The muddy waters of Idomeni
During the last few days we have been flooded with pictures showing the everyday ordeal of almost 15,000 refugees/migrants whose journey towards Europe came to a forced stop on the border of Greece and Macedonia (FYROM).
Photographers and TV cameramen left the shores of the Aegean Sea and rushed to the open plains of Idomeni, a small village of just 150 inhabitants near the banks of the Axios River, which has now become the new theater of the European refugee drama. Idomeni has become the biggest open migrant camp in Europe.
This border village under its older name Sehovo during the Ottoman times was much more populous but carried a reputation for having staged fierce revolts against its ruler, Yusuf Muhlis Pasha, and then against the Bulgarians during the Balkan Wars. For that it suffered brutal reprisals which reduced the village population to almost extinction. Yet - like several villages in the border prefecture of Kilkis – it became a recipient of many Greek refugees from Bulgaria after the end of the Balkan Wars and after 1922 from Eastern Thrace, the Black Sea and the Caucasus region.

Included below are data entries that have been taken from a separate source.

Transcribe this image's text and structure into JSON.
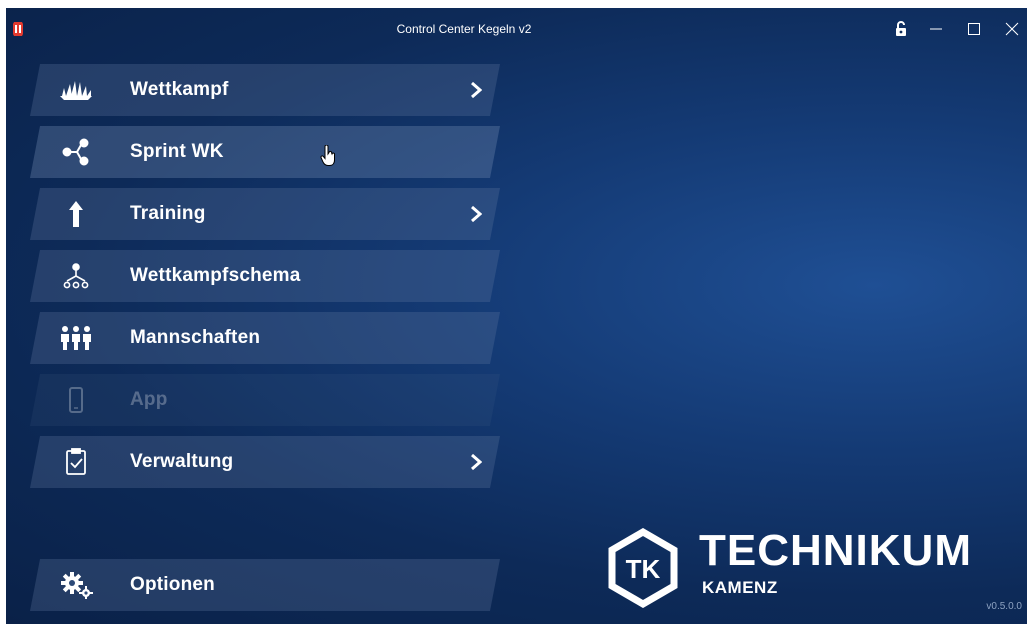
{
  "window": {
    "title": "Control Center Kegeln v2",
    "controls": [
      "lock-icon",
      "minimize-icon",
      "maximize-icon",
      "close-icon"
    ]
  },
  "menu": {
    "items": [
      {
        "label": "Wettkampf",
        "icon": "bowling-pins-icon",
        "has_submenu": true,
        "state": "normal"
      },
      {
        "label": "Sprint WK",
        "icon": "share-nodes-icon",
        "has_submenu": false,
        "state": "hover"
      },
      {
        "label": "Training",
        "icon": "arrow-up-icon",
        "has_submenu": true,
        "state": "normal"
      },
      {
        "label": "Wettkampfschema",
        "icon": "tree-diagram-icon",
        "has_submenu": false,
        "state": "normal"
      },
      {
        "label": "Mannschaften",
        "icon": "team-icon",
        "has_submenu": false,
        "state": "normal"
      },
      {
        "label": "App",
        "icon": "phone-icon",
        "has_submenu": false,
        "state": "disabled"
      },
      {
        "label": "Verwaltung",
        "icon": "clipboard-check-icon",
        "has_submenu": true,
        "state": "normal"
      }
    ],
    "options": {
      "label": "Optionen",
      "icon": "gears-icon"
    }
  },
  "logo": {
    "mark": "TK",
    "name": "TECHNIKUM",
    "sub": "KAMENZ"
  },
  "version": "v0.5.0.0",
  "colors": {
    "background": "#0d2a58",
    "accent": "#1f4f94",
    "text": "#ffffff"
  }
}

We do not know where the families of octogenarian pensioners Mr. and Mrs. Christos and Eleni Manis came from. The only thing they tell us is that their parents came from somewhere along the Aegean shore of Turkey as refugees, almost 100 years ago. But thanks to a German reporter from ARD TV who discovered them in their single-story house in Idomeni, they managed to attract international attention when they decided to open their house to let refugees wash, eat and dry their clothes.
“Some in the village did not see this in a good way, because they are scared. They should not be scared. People should open their houses. They should not be scared. We are refugees, too. We lived all the things that these people are going through, through our parents. Our parents came from ‘Mikra Asia,’” Mr. Manis said in tears, while in the background one could see refugees going in and out of his house, where the entrance door remained open.
During this migration ordeal where Turkey and Greece meet again in a dramatic embrace that raises deep past traumas, the “Manis couple” and the “grandmothers of Lesbos” as well as many other anonymous elderly children of traumatized migrant families prove that no political or economic solution can erase memories such as the cold waters of the Aegean or the muddy plains of Idomeni. But at the same time, these stories of suffering and survival can also make us hope that the migrant children of Lesbos and Idomeni will know the value of human empathy.